Staged resection is another strategy that has made a dramatic impact on the treatment of patients with extensive colorectal cancer liver metastases. For example, patients with bilateral liver tumors typically receive preoperative chemotherapy and then undergo first-stage surgery to resect the tumors but preserve most of the liver parenchyma on one side of the liver. This side will be the future disease-free liver, but because it is small, PVE is performed to induce hypertrophy. After sufficient liver growth, the tumor-bearing liver on the opposite side is resected to completely remove all remaining disease. Dr. Abdalla cites a 5-year survival rate of 40% for this procedure—a rate that is striking when compared with the near-zero survival rate in patients with otherwise unresectable disease.

According to Dr. Abdalla, these advances have shattered previous notions of what is “unresectable” and the idea that stage IV colon cancer is always incurable. “Tumor burden used to define resectability. Now, we can look at ways of not only reducing tumor burden but also maximizing the amount of liver that will remain after treatment,” he said.

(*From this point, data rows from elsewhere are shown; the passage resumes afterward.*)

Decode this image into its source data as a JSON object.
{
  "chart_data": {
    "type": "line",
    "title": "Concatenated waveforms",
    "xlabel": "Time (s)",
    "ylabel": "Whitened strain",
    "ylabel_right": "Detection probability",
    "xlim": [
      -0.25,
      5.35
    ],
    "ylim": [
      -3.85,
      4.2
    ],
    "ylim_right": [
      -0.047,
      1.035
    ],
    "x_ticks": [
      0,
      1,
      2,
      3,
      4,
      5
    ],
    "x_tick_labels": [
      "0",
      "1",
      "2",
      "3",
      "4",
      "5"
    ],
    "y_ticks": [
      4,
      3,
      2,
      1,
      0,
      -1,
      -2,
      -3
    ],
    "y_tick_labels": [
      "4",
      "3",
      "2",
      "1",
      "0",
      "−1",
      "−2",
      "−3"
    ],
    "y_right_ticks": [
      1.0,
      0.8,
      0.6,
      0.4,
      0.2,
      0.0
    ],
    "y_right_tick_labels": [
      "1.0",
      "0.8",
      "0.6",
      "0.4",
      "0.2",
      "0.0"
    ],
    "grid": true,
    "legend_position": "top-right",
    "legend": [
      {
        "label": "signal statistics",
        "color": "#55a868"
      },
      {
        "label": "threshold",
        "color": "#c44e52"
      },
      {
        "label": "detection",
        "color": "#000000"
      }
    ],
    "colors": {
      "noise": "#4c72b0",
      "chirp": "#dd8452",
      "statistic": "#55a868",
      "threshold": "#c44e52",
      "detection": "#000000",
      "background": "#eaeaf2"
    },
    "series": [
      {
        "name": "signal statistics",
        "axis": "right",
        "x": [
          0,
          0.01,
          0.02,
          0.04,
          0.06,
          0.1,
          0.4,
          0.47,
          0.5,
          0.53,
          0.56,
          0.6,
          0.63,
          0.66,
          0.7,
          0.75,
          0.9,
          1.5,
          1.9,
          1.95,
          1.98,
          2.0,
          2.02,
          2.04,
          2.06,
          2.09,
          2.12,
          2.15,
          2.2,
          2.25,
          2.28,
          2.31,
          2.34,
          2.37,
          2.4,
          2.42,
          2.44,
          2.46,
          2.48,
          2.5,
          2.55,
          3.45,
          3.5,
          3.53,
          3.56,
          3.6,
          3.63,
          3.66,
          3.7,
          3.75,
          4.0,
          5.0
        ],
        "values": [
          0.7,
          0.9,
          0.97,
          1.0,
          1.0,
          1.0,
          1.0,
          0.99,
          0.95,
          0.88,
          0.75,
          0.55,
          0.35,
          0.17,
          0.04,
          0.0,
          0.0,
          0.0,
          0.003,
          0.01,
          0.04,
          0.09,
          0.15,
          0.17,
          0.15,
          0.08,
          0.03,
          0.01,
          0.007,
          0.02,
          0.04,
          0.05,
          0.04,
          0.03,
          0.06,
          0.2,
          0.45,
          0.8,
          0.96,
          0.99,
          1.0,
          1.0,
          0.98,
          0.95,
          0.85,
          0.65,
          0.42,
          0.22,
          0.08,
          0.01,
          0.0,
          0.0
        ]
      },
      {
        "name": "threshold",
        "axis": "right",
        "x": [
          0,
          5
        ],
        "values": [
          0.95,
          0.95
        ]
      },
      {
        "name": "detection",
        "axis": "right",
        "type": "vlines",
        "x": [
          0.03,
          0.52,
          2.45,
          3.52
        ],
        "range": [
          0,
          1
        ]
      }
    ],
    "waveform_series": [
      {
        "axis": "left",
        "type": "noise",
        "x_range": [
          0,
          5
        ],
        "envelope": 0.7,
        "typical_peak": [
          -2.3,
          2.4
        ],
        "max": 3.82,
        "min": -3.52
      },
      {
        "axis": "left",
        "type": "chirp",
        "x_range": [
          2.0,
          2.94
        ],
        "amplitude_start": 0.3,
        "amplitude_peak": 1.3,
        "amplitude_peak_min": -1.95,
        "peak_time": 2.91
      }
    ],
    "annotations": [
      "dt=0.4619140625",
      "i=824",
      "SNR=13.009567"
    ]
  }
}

Liver volume after resection

How much of the liver must remain to support life and avoid complications? Dr. Abdalla and his colleagues conducted a study that showed that in a healthy liver, it is safe to remove 80% of the liver and that the complication rate is low.

Accurate measurement of liver volume is critical to ensure safe resection and is made possible by three-dimensional computed tomographic volumetry. A formula for total liver volume that is based on body surface area is used to standardize the measured liver remnant size to a patient’s size—smaller patients need smaller liver remnants, while larger patients need larger remnants. An M. D. Anderson study showed that when this approach, plus PVE when indicated, is used, extended hepatectomy has an operative mortality rate of only 0.8%, much lower than any previously reported rate.

Sorting through the variables

In addition to the advances in chemotherapy and surgery, Dr. Abdalla cites “better anesthesia, better postoperative care, and better imaging” as critical contributors to the goal of offering potentially curative treatments to more patients. The key is to use all of the tools strategically. Because patients present in various degrees of health, with various degrees of tumor burden, Dr. Wolff noted that “deciding which tools to use is best done by a multidisciplinary team that can evaluate all of the factors and tailor a treatment to the individual patient.”

“Combining some or all of these options requires collaboration between surgeons, imaging radiologists, medical oncologists, and interventional radiologists so that treatments can be tailored to the specific patient,” said Dr. Abdalla. “Our job is to help each patient make the right decision. To do that, we have to know as much as we can about the tools and how to safely combine them to enable the best outcome for the person we are treating.”